I've used LSH after ALS algorithm using pyspark and all seems works fine till I accidentally saw that I had some lost rows during the exploring. All was implemented with help of Spark LSH documentation example https://spark.apache.org/docs/latest/ml-features.html#tab_scala_28
When I specifically try to find the row where idA == 1 - I can do it. When I do repartition(1).write.csv or sorting --> all the rows with idA == 1 isn't in the table. May someone explain how is that possible?

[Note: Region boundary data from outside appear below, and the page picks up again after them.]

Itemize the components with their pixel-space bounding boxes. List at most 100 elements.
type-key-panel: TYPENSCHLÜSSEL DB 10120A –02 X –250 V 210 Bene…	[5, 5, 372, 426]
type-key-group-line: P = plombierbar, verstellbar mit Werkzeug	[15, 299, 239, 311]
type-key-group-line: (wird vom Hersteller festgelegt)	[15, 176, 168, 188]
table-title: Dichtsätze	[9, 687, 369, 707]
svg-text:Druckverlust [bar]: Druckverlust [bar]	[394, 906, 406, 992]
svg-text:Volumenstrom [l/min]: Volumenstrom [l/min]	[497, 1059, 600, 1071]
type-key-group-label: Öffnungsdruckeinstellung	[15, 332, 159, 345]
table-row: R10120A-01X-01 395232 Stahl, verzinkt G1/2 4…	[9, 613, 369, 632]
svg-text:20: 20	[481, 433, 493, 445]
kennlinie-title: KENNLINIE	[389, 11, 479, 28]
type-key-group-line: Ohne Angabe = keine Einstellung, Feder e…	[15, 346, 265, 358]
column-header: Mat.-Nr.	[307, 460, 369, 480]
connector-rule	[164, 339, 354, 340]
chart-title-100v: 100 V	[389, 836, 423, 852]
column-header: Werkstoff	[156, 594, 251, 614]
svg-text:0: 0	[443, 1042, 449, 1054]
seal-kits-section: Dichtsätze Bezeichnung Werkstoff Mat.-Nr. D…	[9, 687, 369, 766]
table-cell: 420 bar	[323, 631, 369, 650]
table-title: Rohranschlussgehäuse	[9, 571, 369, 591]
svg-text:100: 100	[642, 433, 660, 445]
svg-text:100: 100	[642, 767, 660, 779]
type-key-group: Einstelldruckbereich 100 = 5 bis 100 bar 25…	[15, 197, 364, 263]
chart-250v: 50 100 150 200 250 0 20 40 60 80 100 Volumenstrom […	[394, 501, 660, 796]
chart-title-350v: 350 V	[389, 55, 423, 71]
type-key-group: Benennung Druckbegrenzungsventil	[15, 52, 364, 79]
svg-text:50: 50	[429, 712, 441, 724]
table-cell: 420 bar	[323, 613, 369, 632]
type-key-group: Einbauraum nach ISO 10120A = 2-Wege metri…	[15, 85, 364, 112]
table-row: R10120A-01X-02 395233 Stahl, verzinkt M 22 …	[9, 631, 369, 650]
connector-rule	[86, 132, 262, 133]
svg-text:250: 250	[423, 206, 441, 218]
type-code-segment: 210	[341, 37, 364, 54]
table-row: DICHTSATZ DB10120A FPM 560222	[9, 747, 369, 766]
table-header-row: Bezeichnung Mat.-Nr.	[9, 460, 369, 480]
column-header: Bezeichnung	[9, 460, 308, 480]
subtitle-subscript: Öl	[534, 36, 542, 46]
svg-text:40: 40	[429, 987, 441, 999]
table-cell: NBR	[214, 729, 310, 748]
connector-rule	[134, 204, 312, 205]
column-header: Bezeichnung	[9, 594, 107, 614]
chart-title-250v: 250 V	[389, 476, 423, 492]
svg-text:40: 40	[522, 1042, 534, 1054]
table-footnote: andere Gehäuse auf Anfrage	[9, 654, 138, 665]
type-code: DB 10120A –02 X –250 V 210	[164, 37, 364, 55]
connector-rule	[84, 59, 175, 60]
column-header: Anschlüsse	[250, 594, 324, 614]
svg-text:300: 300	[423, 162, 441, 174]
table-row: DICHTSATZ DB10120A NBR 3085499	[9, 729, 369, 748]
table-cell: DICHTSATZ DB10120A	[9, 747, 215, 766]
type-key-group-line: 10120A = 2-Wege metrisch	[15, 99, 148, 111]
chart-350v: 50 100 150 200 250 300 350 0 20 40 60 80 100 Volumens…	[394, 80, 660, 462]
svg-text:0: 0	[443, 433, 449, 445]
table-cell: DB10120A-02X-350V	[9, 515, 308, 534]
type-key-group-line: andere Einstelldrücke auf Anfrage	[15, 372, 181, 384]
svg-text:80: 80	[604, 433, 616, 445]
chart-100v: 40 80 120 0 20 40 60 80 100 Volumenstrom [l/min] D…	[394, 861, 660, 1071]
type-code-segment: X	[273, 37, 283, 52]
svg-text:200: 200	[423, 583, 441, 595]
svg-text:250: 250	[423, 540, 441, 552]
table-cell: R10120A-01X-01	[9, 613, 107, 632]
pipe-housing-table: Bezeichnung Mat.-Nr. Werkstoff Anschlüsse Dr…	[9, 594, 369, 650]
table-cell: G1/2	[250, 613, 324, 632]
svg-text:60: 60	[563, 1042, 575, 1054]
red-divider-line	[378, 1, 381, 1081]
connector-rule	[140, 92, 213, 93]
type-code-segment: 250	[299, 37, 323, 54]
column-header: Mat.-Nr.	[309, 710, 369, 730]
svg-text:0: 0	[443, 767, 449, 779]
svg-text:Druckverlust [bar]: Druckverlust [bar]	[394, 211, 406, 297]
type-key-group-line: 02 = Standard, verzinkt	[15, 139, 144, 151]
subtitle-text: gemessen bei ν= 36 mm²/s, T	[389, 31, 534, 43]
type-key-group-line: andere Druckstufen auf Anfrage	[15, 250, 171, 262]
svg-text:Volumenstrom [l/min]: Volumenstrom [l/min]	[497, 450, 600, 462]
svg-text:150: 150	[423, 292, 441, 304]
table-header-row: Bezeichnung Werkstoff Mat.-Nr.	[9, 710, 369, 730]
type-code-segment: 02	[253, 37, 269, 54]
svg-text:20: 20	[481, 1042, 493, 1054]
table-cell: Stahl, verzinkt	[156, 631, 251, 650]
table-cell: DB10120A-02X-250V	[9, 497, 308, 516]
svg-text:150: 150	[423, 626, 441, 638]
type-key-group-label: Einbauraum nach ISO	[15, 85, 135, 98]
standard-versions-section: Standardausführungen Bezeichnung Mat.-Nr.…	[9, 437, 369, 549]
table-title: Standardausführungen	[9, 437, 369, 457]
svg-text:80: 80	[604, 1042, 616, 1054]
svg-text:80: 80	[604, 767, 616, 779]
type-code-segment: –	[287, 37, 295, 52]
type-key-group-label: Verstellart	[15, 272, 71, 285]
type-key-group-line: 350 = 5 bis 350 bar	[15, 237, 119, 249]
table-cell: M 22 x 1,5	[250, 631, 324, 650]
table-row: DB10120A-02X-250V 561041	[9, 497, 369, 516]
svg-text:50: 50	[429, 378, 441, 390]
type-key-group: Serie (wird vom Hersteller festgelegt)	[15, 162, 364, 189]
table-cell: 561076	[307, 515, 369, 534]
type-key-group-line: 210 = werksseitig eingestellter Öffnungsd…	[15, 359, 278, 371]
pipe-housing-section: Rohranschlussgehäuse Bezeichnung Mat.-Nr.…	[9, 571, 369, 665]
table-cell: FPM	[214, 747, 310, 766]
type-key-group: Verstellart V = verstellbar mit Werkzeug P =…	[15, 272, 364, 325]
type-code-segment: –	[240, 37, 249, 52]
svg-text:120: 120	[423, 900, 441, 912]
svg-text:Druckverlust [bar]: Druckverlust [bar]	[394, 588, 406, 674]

I've used python API for Spark Version v2.2.0, python version is 3.6
A little bit code
brp = BucketedRandomProjectionLSH(inputCol="features", outputCol="hashes",
bucketLength=10.0, numHashTables=3)
table = model.approxSimilarityJoin(Pred_Factors, Pred_Factors, threshold=10.0, distCol="EuclideanDistance") \
.select(col("datasetA.id").alias("idA"),
col("datasetB.id").alias("idB"),
col("EuclideanDistance")).cache()
P.S I've even tried to write the file into csv and search for these id and EuclidianDistance - as you can see that's all unsuccessful. These lost ids are truly too much (that's not only for id = 1). Maybe I don't understand some specifics of LSH algorithm but I can't find the logic of spark LSH behavior by myself.